O fundamento invocado pelo requerente para sustentar a ilegalidade da prisão, que se encontra sofrendo, radica na alegação da inexistência de fundamento de Direito para o seu decretamento, uma vez que considera ter sido “amnistiado o crime” pelo qual foi condenado, nos termos do disposto no artigo 2º nº1 da Lei nº 9/2020 de 10 de abril.

Todavia, esta sua alegação carece do necessário suporte legal.

Na verdade, o diploma invocado pelo peticionante não procede a qualquer amnistia criminal, mas apenas e tão somente ao estabelecimento de um regime excecional de flexibilização da execução das penas e das medidas de graça, no âmbito da pandemia vigente.

E, como é sabido com esse diploma pretendeu-se prevenir os riscos de propagação da COVID-19 nos estabelecimentos prisionais.

Como se alcança do exame dos Autos, constata-se que o peticionante foi julgado e condenado pela prática, em co-autoria, de um crime de tráfico de estupefacientes do artigo 25º do DL nº 15/93 de 22 de janeiro, numa pena de 1 ano de prisão por Acórdão de 1ª instância proferido a 07.03.2019, o qual veio a ser confirmado por Acórdão do TR.... proferido a 13.02.2020 e transitado a 12.06.2020.

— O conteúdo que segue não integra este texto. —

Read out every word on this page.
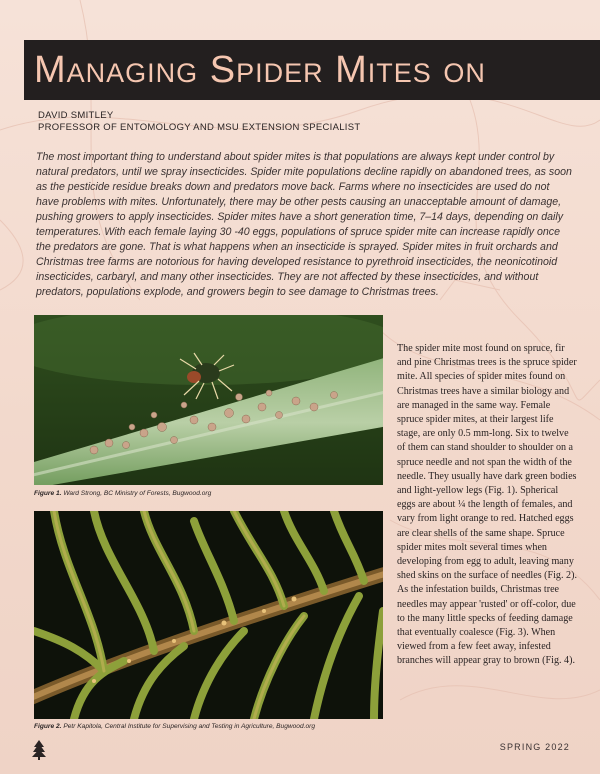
Managing Spider Mites on
DAVID SMITLEY
PROFESSOR OF ENTOMOLOGY AND MSU EXTENSION SPECIALIST

The most important thing to understand about spider mites is that populations are always kept under control by natural predators, until we spray insecticides. Spider mite populations decline rapidly on abandoned trees, as soon as the pesticide residue breaks down and predators move back. Farms where no insecticides are used do not have problems with mites. Unfortunately, there may be other pests causing an unacceptable amount of damage, pushing growers to apply insecticides. Spider mites have a short generation time, 7–14 days, depending on daily temperatures. With each female laying 30 -40 eggs, populations of spruce spider mite can increase rapidly once the predators are gone. That is what happens when an insecticide is sprayed. Spider mites in fruit orchards and Christmas tree farms are notorious for having developed resistance to pyrethroid insecticides, the neonicotinoid insecticides, carbaryl, and many other insecticides. They are not affected by these insecticides, and without predators, populations explode, and growers begin to see damage to Christmas trees.

Figure 1. Ward Strong, BC Ministry of Forests, Bugwood.org
Figure 2. Petr Kapitola, Central Institute for Supervising and Testing in Agriculture, Bugwood.org

The spider mite most found on spruce, fir and pine Christmas trees is the spruce spider mite. All species of spider mites found on Christmas trees have a similar biology and are managed in the same way. Female spruce spider mites, at their largest life stage, are only 0.5 mm-long. Six to twelve of them can stand shoulder to shoulder on a spruce needle and not span the width of the needle. They usually have dark green bodies and light-yellow legs (Fig. 1). Spherical eggs are about ¼ the length of females, and vary from light orange to red. Hatched eggs are clear shells of the same shape. Spruce spider mites molt several times when developing from egg to adult, leaving many shed skins on the surface of needles (Fig. 2). As the infestation builds, Christmas tree needles may appear 'rusted' or off-color, due to the many little specks of feeding damage that eventually coalesce (Fig. 3). When viewed from a few feet away, infested branches will appear gray to brown (Fig. 4).

SPRING 2022
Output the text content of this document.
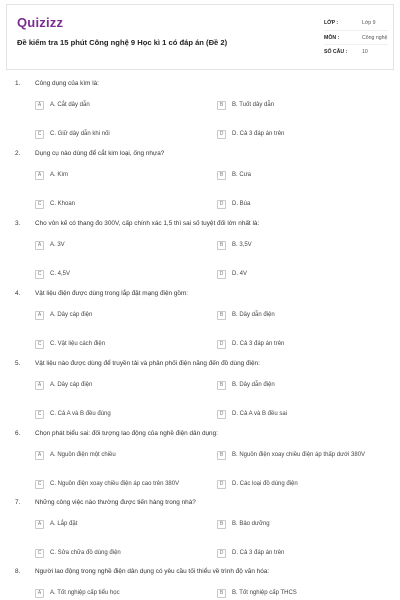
Quizizz
Đề kiểm tra 15 phút Công nghệ 9 Học kì 1 có đáp án (Đề 2)
LỚP :	Lớp 9
MÔN :	Công nghệ
SỐ CÂU :	10
1. Công dụng của kìm là:
A	A. Cắt dây dẫn	B	B. Tuốt dây dẫn
C	C. Giữ dây dẫn khi nối	D	D. Cả 3 đáp án trên
2. Dụng cụ nào dùng để cắt kim loại, ống nhựa?
A	A. Kìm	B	B. Cưa
C	C. Khoan	D	D. Búa
3. Cho vôn kế có thang đo 300V, cấp chính xác 1,5 thì sai số tuyệt đối lớn nhất là:
A	A. 3V	B	B. 3,5V
C	C. 4,5V	D	D. 4V
4. Vật liệu điện được dùng trong lắp đặt mạng điện gồm:
A	A. Dây cáp điện	B	B. Dây dẫn điện
C	C. Vật liệu cách điện	D	D. Cả 3 đáp án trên
5. Vật liệu nào được dùng để truyền tải và phân phối điện năng đến đồ dùng điện:
A	A. Dây cáp điện	B	B. Dây dẫn điện
C	C. Cả A và B đều đúng	D	D. Cả A và B đều sai
6. Chọn phát biểu sai: đối tượng lao động của nghề điện dân dụng:
A	A. Nguồn điện một chiều	B	B. Nguồn điện xoay chiều điện áp thấp dưới 380V
C	C. Nguồn điện xoay chiều điện áp cao trên 380V	D	D. Các loại đồ dùng điện
7. Những công việc nào thường được tiến hàng trong nhà?
A	A. Lắp đặt	B	B. Bảo dưỡng
C	C. Sửa chữa đồ dùng điện	D	D. Cả 3 đáp án trên
8. Người lao động trong nghề điện dân dụng có yêu cầu tối thiểu về trình độ văn hóa:
A	A. Tốt nghiệp cấp tiểu học	B	B. Tốt nghiệp cấp THCS
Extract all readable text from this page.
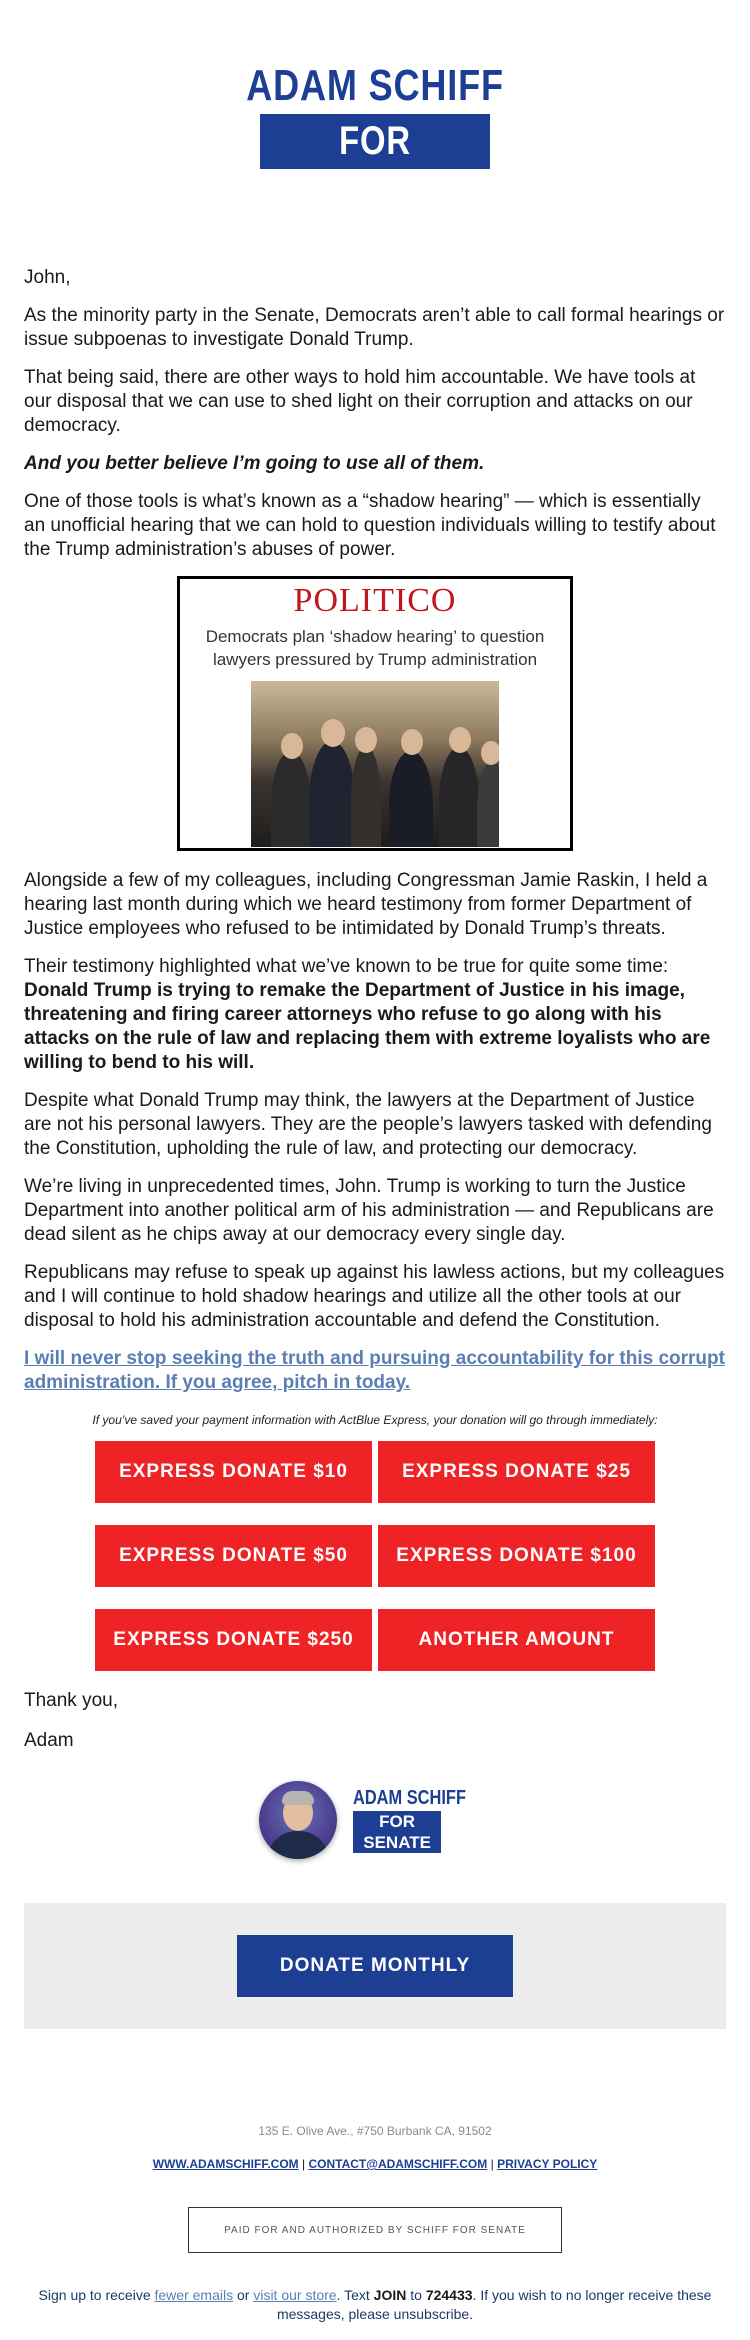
ADAM SCHIFF
FOR SENATE

John,

As the minority party in the Senate, Democrats aren’t able to call formal hearings or issue subpoenas to investigate Donald Trump.

That being said, there are other ways to hold him accountable. We have tools at our disposal that we can use to shed light on their corruption and attacks on our democracy.

And you better believe I’m going to use all of them.

One of those tools is what’s known as a “shadow hearing” — which is essentially an unofficial hearing that we can hold to question individuals willing to testify about the Trump administration’s abuses of power.

POLITICO
Democrats plan ‘shadow hearing’ to question lawyers pressured by Trump administration

Alongside a few of my colleagues, including Congressman Jamie Raskin, I held a hearing last month during which we heard testimony from former Department of Justice employees who refused to be intimidated by Donald Trump’s threats.

Their testimony highlighted what we’ve known to be true for quite some time: Donald Trump is trying to remake the Department of Justice in his image, threatening and firing career attorneys who refuse to go along with his attacks on the rule of law and replacing them with extreme loyalists who are willing to bend to his will.

Despite what Donald Trump may think, the lawyers at the Department of Justice are not his personal lawyers. They are the people’s lawyers tasked with defending the Constitution, upholding the rule of law, and protecting our democracy.

We’re living in unprecedented times, John. Trump is working to turn the Justice Department into another political arm of his administration — and Republicans are dead silent as he chips away at our democracy every single day.

Republicans may refuse to speak up against his lawless actions, but my colleagues and I will continue to hold shadow hearings and utilize all the other tools at our disposal to hold his administration accountable and defend the Constitution.

I will never stop seeking the truth and pursuing accountability for this corrupt administration. If you agree, pitch in today.
If you’ve saved your payment information with ActBlue Express, your donation will go through immediately:
EXPRESS DONATE $10	EXPRESS DONATE $25
EXPRESS DONATE $50	EXPRESS DONATE $100
EXPRESS DONATE $250	ANOTHER AMOUNT
Thank you,
Adam
ADAM SCHIFF
FOR SENATE
DONATE MONTHLY
135 E. Olive Ave., #750 Burbank CA, 91502
WWW.ADAMSCHIFF.COM | CONTACT@ADAMSCHIFF.COM | PRIVACY POLICY
PAID FOR AND AUTHORIZED BY SCHIFF FOR SENATE
Sign up to receive fewer emails or visit our store. Text JOIN to 724433. If you wish to no longer receive these messages, please unsubscribe.
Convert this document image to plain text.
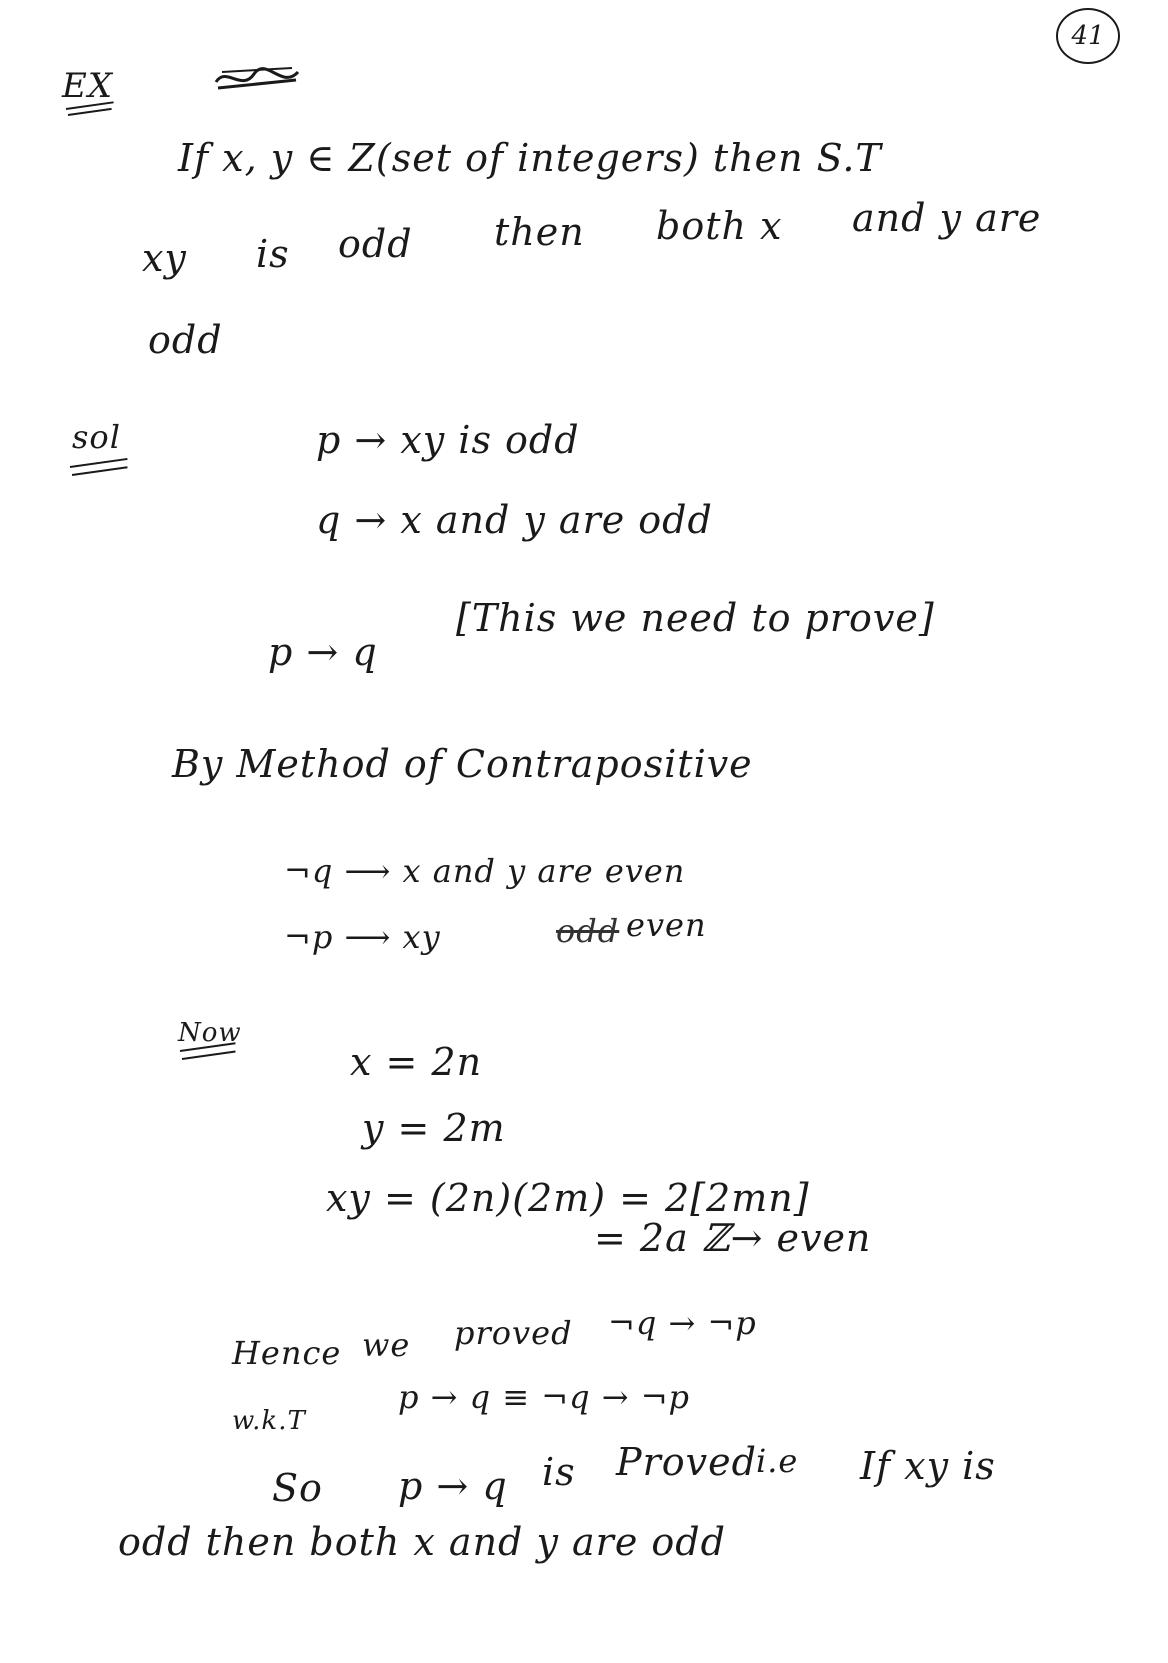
41
EX
If x, y ∈ Z(set of integers) then S.T
xy is odd then both x and y are
odd
sol	p → xy is odd
q → x and y are odd
p → q
[This we need to prove]
By Method of Contrapositive
¬q ⟶ x and y are even
¬p ⟶ xy	odd even
Now
x = 2n
y = 2m
xy = (2n)(2m) = 2[2mn]
= 2a ℤ→ even
Hence we proved ¬q → ¬p
w.k.T
p → q ≡ ¬q → ¬p
So p → q is Proved i.e If xy is
odd then both x and y are odd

Assim, não obstante o disposto no nº 1 do artigo 2º da Lei nº 9/2020 de 10 de abril permitir o perdão de penas de duração igual ou inferior a 2 anos, o nº 7 do mesmo normativo é taxativo ao indicar que tal perdão se aplicará apenas a condenações transitadas em julgado em data anterior à data de entrada em vigor daquele diploma.

Ora, como o referido diploma entrou em vigor no dia 11 de abril de 2020 – cfr. artigo 11º - e o trânsito em julgado da condenação sofrida pelo peticionante é cronologicamente posterior àquela data, uma vez que se verificou apenas em 12.06.2020, forçoso é concluir não se encontrar verificada uma das condições necessárias à aplicação do perdão de penas instituído por aquele regime excecional.

Assim, a pena de prisão que o peticionante se encontra a cumprir foi ordenada pela entidade competente, o Tribunal de condenação, foi motivada pela prática de um crime, e não atingiu ainda o seu termo.

Pelo que se impõe concluir inexistirem quaisquer factos que possam preencher algum dos pressupostos que a lei elenca no artigo 222º nº 2 do CPP como sendo os adequados a aferir a ilegalidade de uma privação da liberdade.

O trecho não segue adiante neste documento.